Postfix, Postgrey, RBL, Amavisd-new, ClamAV & SpamAssassin: protéger le potager des assauts carnés répétés, ou mise en place d'un système antispam
Le SPAM ("Shoulder of Pork And Ham"), comme son nom l'indique, n'est autre que l'un de ces rebus viandistes produit par notre société, fondée sur l'exploitation animale et l'alimentation carnée, l'agression publicitaire et le commerce généralisé.
Poivron.org est de ces serveurs herbivores préférant la compilation vegan de légumes open-source à la vulgaire consommation de viande en boîte, pratiquant l'hébergement affinitaire et solidaire contre le marketing électronique et la pollution qu'il génère.

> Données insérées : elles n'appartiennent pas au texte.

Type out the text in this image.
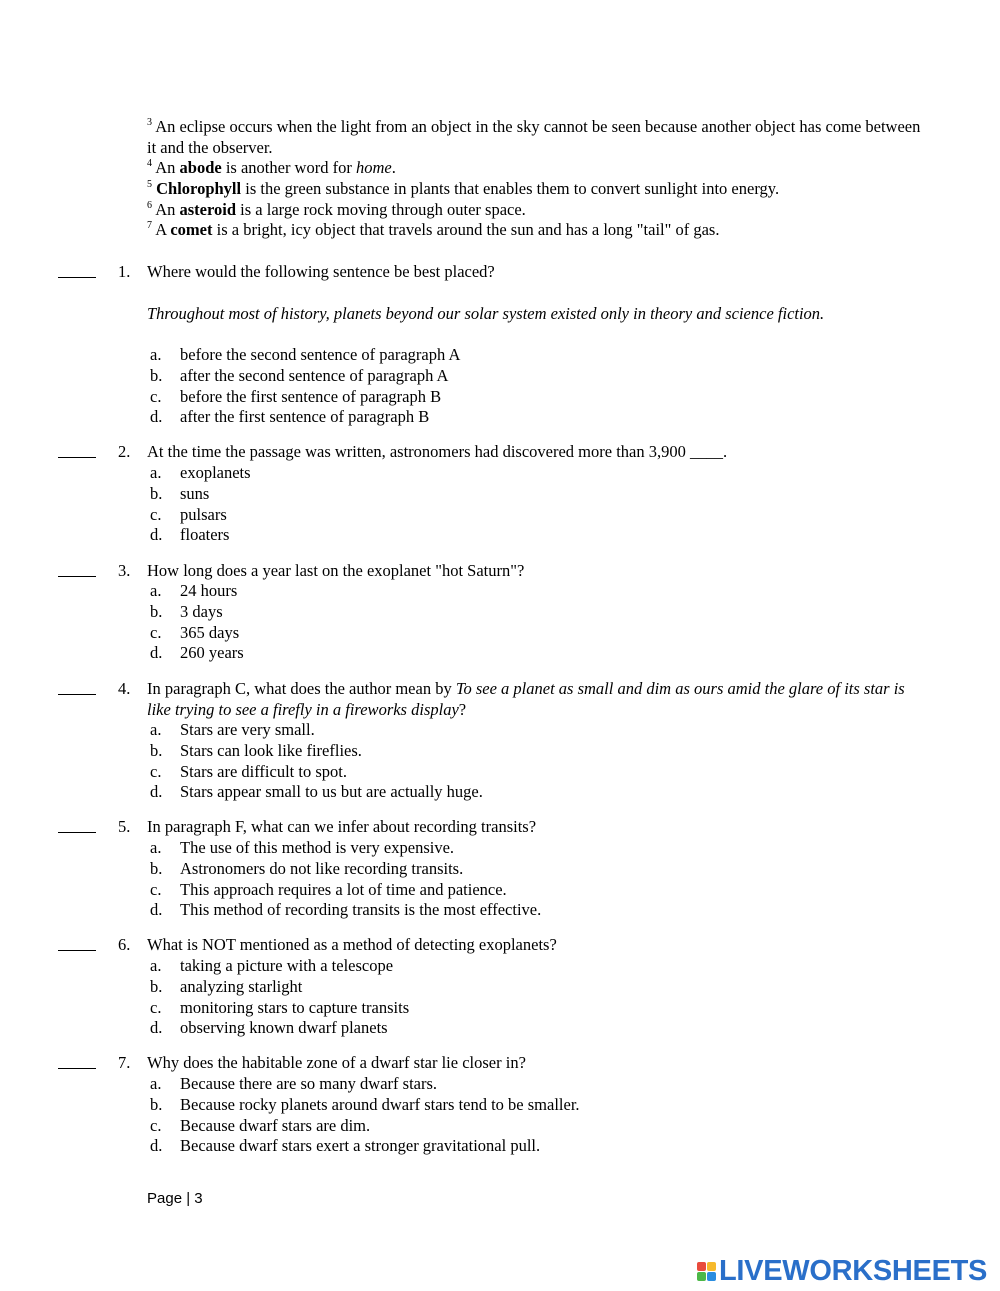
$^3$ An eclipse occurs when the light from an object in the sky cannot be seen because another object has come between it and the observer.
$^4$ An abode is another word for home.
$^5$ Chlorophyll is the green substance in plants that enables them to convert sunlight into energy.
$^6$ An asteroid is a large rock moving through outer space.
$^7$ A comet is a bright, icy object that travels around the sun and has a long "tail" of gas.
1. Where would the following sentence be best placed?
Throughout most of history, planets beyond our solar system existed only in theory and science fiction.
a. before the second sentence of paragraph A
b. after the second sentence of paragraph A
c. before the first sentence of paragraph B
d. after the first sentence of paragraph B
2. At the time the passage was written, astronomers had discovered more than 3,900 ____.
a. exoplanets
b. suns
c. pulsars
d. floaters
3. How long does a year last on the exoplanet "hot Saturn"?
a. 24 hours
b. 3 days
c. 365 days
d. 260 years
4. In paragraph C, what does the author mean by To see a planet as small and dim as ours amid the glare of its star is like trying to see a firefly in a fireworks display?
a. Stars are very small.
b. Stars can look like fireflies.
c. Stars are difficult to spot.
d. Stars appear small to us but are actually huge.
5. In paragraph F, what can we infer about recording transits?
a. The use of this method is very expensive.
b. Astronomers do not like recording transits.
c. This approach requires a lot of time and patience.
d. This method of recording transits is the most effective.
6. What is NOT mentioned as a method of detecting exoplanets?
a. taking a picture with a telescope
b. analyzing starlight
c. monitoring stars to capture transits
d. observing known dwarf planets
7. Why does the habitable zone of a dwarf star lie closer in?
a. Because there are so many dwarf stars.
b. Because rocky planets around dwarf stars tend to be smaller.
c. Because dwarf stars are dim.
d. Because dwarf stars exert a stronger gravitational pull.
Page | 3
LIVEWORKSHEETS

Poivron.org entend donc ne pas laisser son potager être submergé par quelque SPAM, et va s'attacher à le protéger. Dans la foulée, poivron.org s'efforcera d'empêcher trop de virus de transiter. Non que les virus soient forcément mal-intentionnés, mais ceux-ci encombrent inutilement les files de courrier, et peuvent s'avérer contrariants pour des ordinateurs victimes des choix douteux de leurs utilisateurs (utilisant Microsoft Windows, voire Microsoft Outlook!).
Le présent texte propose d'abord une vision d'ensemble non-technique, afin que toute personne - novice inclue - puisse se faire une idée des processus à l'oeuvre et découvre quelques unes des techniques qui se cachent derrière le traîtement automatisé de son courrier. Il est suivi d'une prise de note - technique, cette fois - récapitulant les étapes importantes de l'installation.
LOGICIELS UTILISÉS
Pour filtrer les spams et virus, nous aurons recours à Postfix, Postgrey, une série de RBL, Amavisd-new, ClamAV, et SpamAssassin.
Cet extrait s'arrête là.